Stan Lee Gave Us So Much With His Characters
I remember at one point thinking Stan Lee was a little hokey, and kind of resented the damned preamble to every story Marvel put out, because it was reminscent of a dog marking its territory. What did I know? Spotting Stan Lee in the Marvel movies of the last so many years has become something of a sport, if not a very strenuous one, and whatever the iniquities foisted on his partners in crime, like Jack Kirby, you can’t deny that the man has been hustling in front of and behind the scenes for decades.

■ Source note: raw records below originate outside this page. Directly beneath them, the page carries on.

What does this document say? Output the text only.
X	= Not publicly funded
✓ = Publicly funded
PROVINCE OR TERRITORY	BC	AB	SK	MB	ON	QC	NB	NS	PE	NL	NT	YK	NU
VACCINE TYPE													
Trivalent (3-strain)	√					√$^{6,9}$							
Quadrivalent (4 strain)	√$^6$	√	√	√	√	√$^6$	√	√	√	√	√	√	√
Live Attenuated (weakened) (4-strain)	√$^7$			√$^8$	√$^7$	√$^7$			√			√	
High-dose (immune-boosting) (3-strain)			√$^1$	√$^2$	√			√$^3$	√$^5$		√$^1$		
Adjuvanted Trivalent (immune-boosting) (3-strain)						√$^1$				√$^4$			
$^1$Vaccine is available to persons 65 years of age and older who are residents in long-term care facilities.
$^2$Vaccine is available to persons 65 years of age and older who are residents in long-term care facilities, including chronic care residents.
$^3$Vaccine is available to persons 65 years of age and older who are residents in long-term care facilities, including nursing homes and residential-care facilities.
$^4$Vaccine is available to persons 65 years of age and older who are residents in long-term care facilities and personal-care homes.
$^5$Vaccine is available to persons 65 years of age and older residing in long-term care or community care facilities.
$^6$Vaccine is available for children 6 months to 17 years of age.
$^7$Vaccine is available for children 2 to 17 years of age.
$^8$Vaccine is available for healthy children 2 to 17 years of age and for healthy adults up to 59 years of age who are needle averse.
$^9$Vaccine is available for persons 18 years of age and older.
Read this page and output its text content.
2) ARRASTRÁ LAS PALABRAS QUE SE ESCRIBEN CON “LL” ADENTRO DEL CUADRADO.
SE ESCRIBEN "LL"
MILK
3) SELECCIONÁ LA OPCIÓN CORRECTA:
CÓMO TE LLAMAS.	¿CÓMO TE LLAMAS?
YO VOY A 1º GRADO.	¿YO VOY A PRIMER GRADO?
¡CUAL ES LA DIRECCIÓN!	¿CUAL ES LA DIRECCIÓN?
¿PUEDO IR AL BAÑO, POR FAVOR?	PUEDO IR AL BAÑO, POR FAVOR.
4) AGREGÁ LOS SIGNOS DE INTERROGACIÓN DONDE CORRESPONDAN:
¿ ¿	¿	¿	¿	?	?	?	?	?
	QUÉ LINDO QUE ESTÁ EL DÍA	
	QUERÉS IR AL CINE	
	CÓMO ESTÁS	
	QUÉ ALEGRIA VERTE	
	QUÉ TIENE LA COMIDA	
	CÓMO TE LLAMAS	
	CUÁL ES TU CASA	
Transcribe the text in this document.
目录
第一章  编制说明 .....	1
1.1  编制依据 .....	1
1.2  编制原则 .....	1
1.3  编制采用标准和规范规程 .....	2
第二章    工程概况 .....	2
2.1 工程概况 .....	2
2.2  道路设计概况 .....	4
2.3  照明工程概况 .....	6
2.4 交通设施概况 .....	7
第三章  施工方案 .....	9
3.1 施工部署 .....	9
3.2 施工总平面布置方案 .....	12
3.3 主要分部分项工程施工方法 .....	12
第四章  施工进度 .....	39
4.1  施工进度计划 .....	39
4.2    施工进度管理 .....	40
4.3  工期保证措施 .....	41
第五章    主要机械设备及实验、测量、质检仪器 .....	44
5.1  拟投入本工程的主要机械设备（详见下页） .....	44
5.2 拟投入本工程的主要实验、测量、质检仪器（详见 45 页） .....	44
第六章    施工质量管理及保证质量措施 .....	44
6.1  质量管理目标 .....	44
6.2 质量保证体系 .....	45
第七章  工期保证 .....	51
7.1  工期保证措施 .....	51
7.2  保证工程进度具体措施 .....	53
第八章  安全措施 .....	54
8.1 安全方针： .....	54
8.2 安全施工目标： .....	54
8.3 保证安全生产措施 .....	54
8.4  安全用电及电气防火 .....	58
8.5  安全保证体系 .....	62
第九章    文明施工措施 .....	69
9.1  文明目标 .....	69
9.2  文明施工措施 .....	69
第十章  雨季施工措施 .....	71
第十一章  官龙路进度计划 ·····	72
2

Of course there will never be another Stan Lee – the unique pressures that were at work to form this unique diamond of a man are hardly going to be in play this many years after he first transformed Peter Parker into Spiderman. He stitched so much of the Marvel Universe together that it was nice to seem him doing that in his cameos.
He was born in New York in the forties and co-created Spiderman, The X-Men, Iron Man, Thor, Fantastic Four, Hulk, Black Panther, Daredevil, Doctor Strange, Scarlet Witch, and Ant Man. That isn’t all of them, but just look at that roster, and you can see that just one of these would be enough to qualify someone for the hall of fame.
If You Love Marvel, You Should Thank Stan Lee
I have read and enjoyed comics with each and every one of these characters, and I have watched tv shows and seen cartoons and movies about them too. One might say that nerd culture was largely built on the back of comics culture, and comics culture was most definitely built on a structure that Stan Lee went a long way to building. Go into a comic shop and you see the toys, you see the comic books, you see the movies, and you see everyone from children learning to read up to old men who started collecting comics from back in the day when Lee first started out, all happily coexisting.
People have their favourite comic companies, and it may not be one of the big two, Marvel or DC, but to deny their impact would be foolish – to deny that they carved out a space in the public consciousness is unthinkable, and to not point to the genius of Stan Lee as pivotal in creating that market would be ridiculous. He may have become a little P T Barnum at points, but just look at his body of work and you have to acknowledge Stan Lee as a great.
He was 95 when he died, and up until recently he seemed possessed of the same energy and enthusiasm that always came along with the words Stan Lee Presents. He never stopped – still creating original works well into his 90s. Who wouldn’t have wanted to do some of the things Stan Lee did? And there is a genius too in making it look like so much fun, while getting so much done.